Acaba de decidir Trump, por sí y ante sí, que la milenaria ciudad de Jerusalén, causa de tantas guerras en el curso de los siglos, es la capital del Estado de Israel, como lo viene reclamando la derecha israelí desde la conquista militar de la ciudad por el ejército israelí en la guerra de los Seis Días de l967. Y cree que su decisión se va a cumplir a rajatabla, independientemente de las consecuencias. De la reacción violenta de los árabes jerosolimitanos que, aunque expulsados y acorralados y encerrados en un laberinto de muros de separación y sometidos durante cinco décadas a una ocupación militar, todavía constituyen la mayoría de la población de la vieja ciudad. De la protesta unánime de todos los países árabes que rodean a Israel, que con ella vuelven a solidarizarse con los palestinos (que en la práctica tanto les incomodan). De la oposición, también unánime, de todos los países de Occidente, que son aliados de los Estados Unidos pero no quisieran verse arrastrados como peleles a otra guerra por los caprichos infantiles de su presidente megalómano. De las reservas de la China. De las advertencias del papa de Roma. De las precauciones de Wall Street. Hasta el poderoso lobby judío-israelí de los Estados Unidos está preocupado por las posibles repercusiones catastróficas que pueda traer la decisión unilateral de Trump, ese bebé violento que se toma sinceramente por el rey del mundo.
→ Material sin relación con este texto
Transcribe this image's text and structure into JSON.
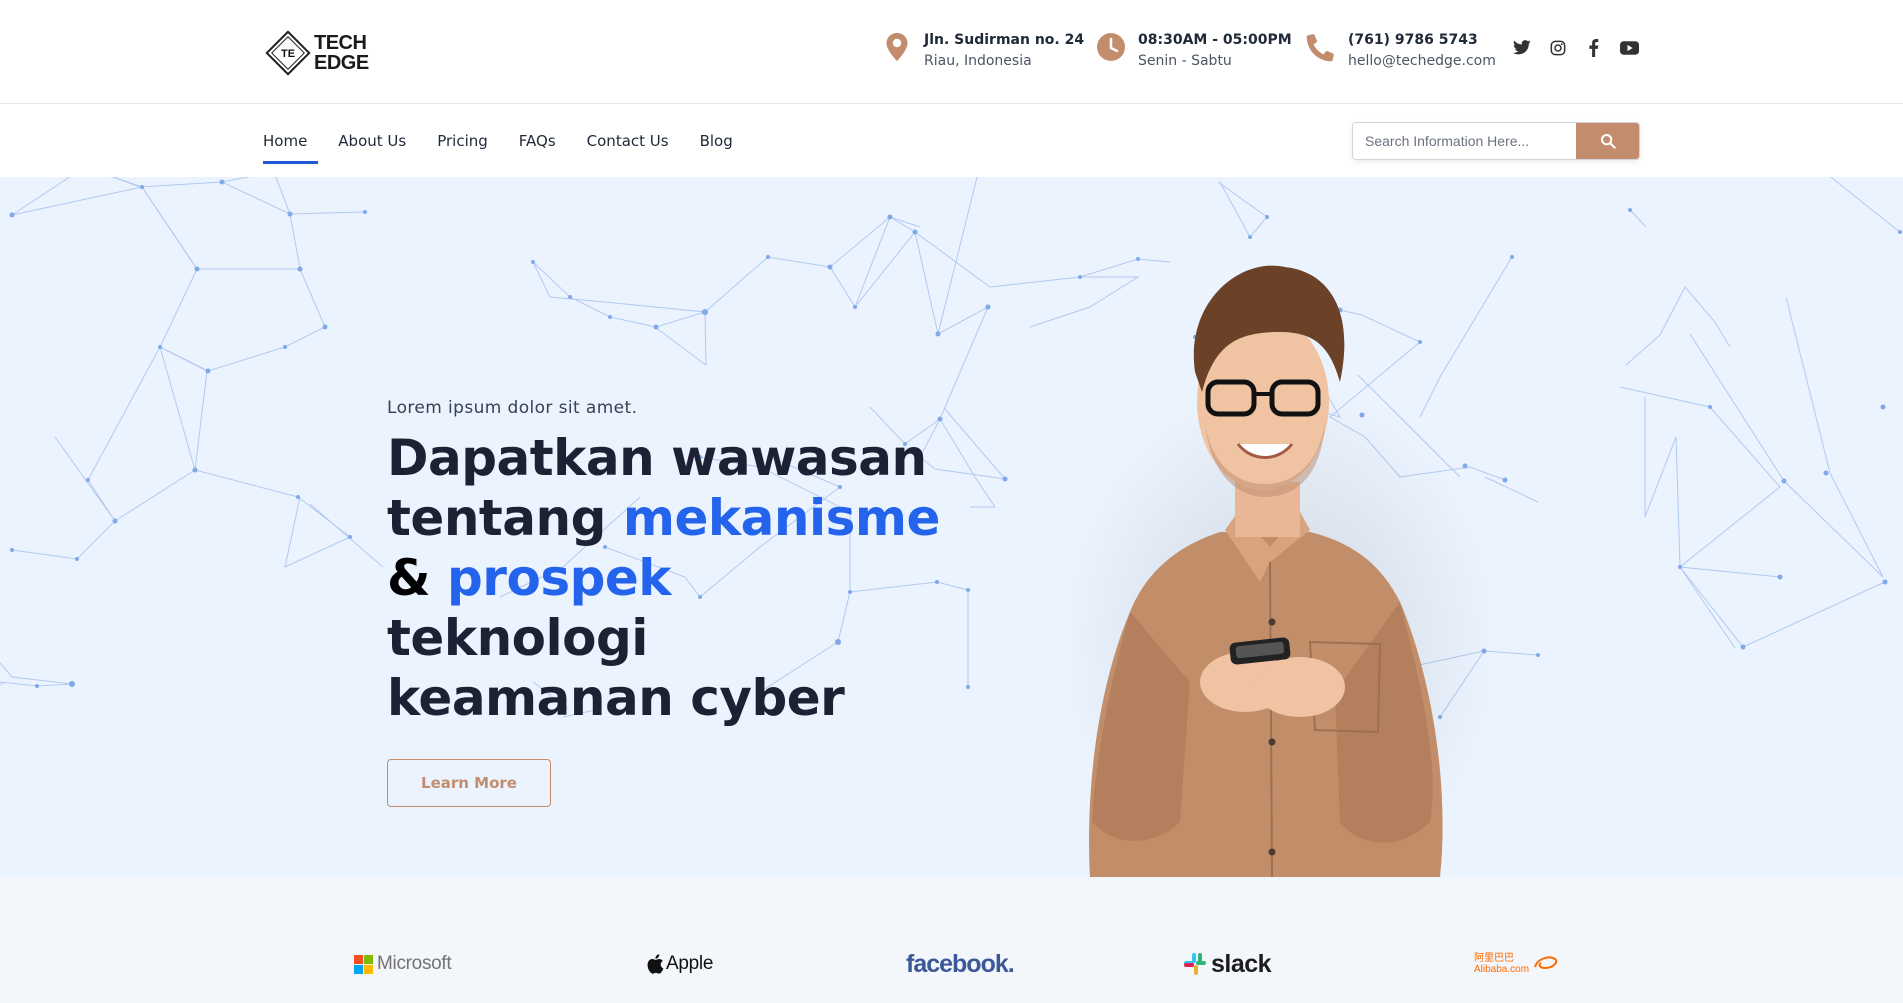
{
  "logo": {
    "mark": "TE",
    "line1": "TECH",
    "line2": "EDGE"
  },
  "contact": {
    "address": {
      "icon": "map-pin-icon",
      "line1": "Jln. Sudirman no. 24",
      "line2": "Riau, Indonesia"
    },
    "hours": {
      "icon": "clock-icon",
      "line1": "08:30AM - 05:00PM",
      "line2": "Senin - Sabtu"
    },
    "phone": {
      "icon": "phone-icon",
      "line1": "(761) 9786 5743",
      "line2": "hello@techedge.com"
    }
  },
  "socials": [
    "twitter-icon",
    "instagram-icon",
    "facebook-icon",
    "youtube-icon"
  ],
  "nav": {
    "items": [
      {
        "label": "Home",
        "active": true
      },
      {
        "label": "About Us"
      },
      {
        "label": "Pricing"
      },
      {
        "label": "FAQs"
      },
      {
        "label": "Contact Us"
      },
      {
        "label": "Blog"
      }
    ]
  },
  "search": {
    "placeholder": "Search Information Here...",
    "value": ""
  },
  "hero": {
    "kicker": "Lorem ipsum dolor sit amet.",
    "line1": "Dapatkan wawasan",
    "line2_a": "tentang ",
    "line2_b": "mekanisme",
    "line3_a": "& ",
    "line3_b": "prospek",
    "line3_c": " teknologi",
    "line4": "keamanan cyber",
    "cta": "Learn More"
  },
  "brands": [
    {
      "name": "Microsoft"
    },
    {
      "name": "Apple"
    },
    {
      "name": "facebook."
    },
    {
      "name": "slack"
    },
    {
      "name": "Alibaba.com",
      "sub": "阿里巴巴"
    }
  ],
  "colors": {
    "accent": "#c38d6d",
    "primary_blue": "#2463eb",
    "hero_bg": "#ebf3fe",
    "nav_active": "#1f57d6"
  }
}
Solo lo aprueba, y lo aplaude, la ultraderecha israelí. El primer ministro Benjamin Netanyahu salta a declarar que el reconocimiento por parte del presidente de los Estados Unidos de que Jerusalén es la capital “eterna” de Israel es simplemente “reconocer lo obvio” (porque así se lo prometió hace miles de años a su pueblo elegido Jehová, el dios local de trueno: un megalómano predecesor de Donald Trump), salta a declarar Netanyahu que ese es “un paso importante hacia la paz”. Tal vez porque prevé que se viene una nueva guerra. Una que conduzca finalmente a lo que la derecha de Israel (de la cual Netanyahu es actualmente el principal dirigente aunque no el más extremo) entiende por la palabra paz: la expulsión total y definitiva de los habitantes palestinos de la que durante cientos de años fue su tierra.

Y ahora es de los judíos, como en los tiempos de Jehová. ¿No se la cedió acaso en sus estertores el imperio que se consideraba todavía victoriano con la arrogante Declaración Balfour de la cual se cumple un siglo? Así volvieron los judíos a su antiguo país de Palestina, de donde hace dos milenios los expulsó el Imperio romano.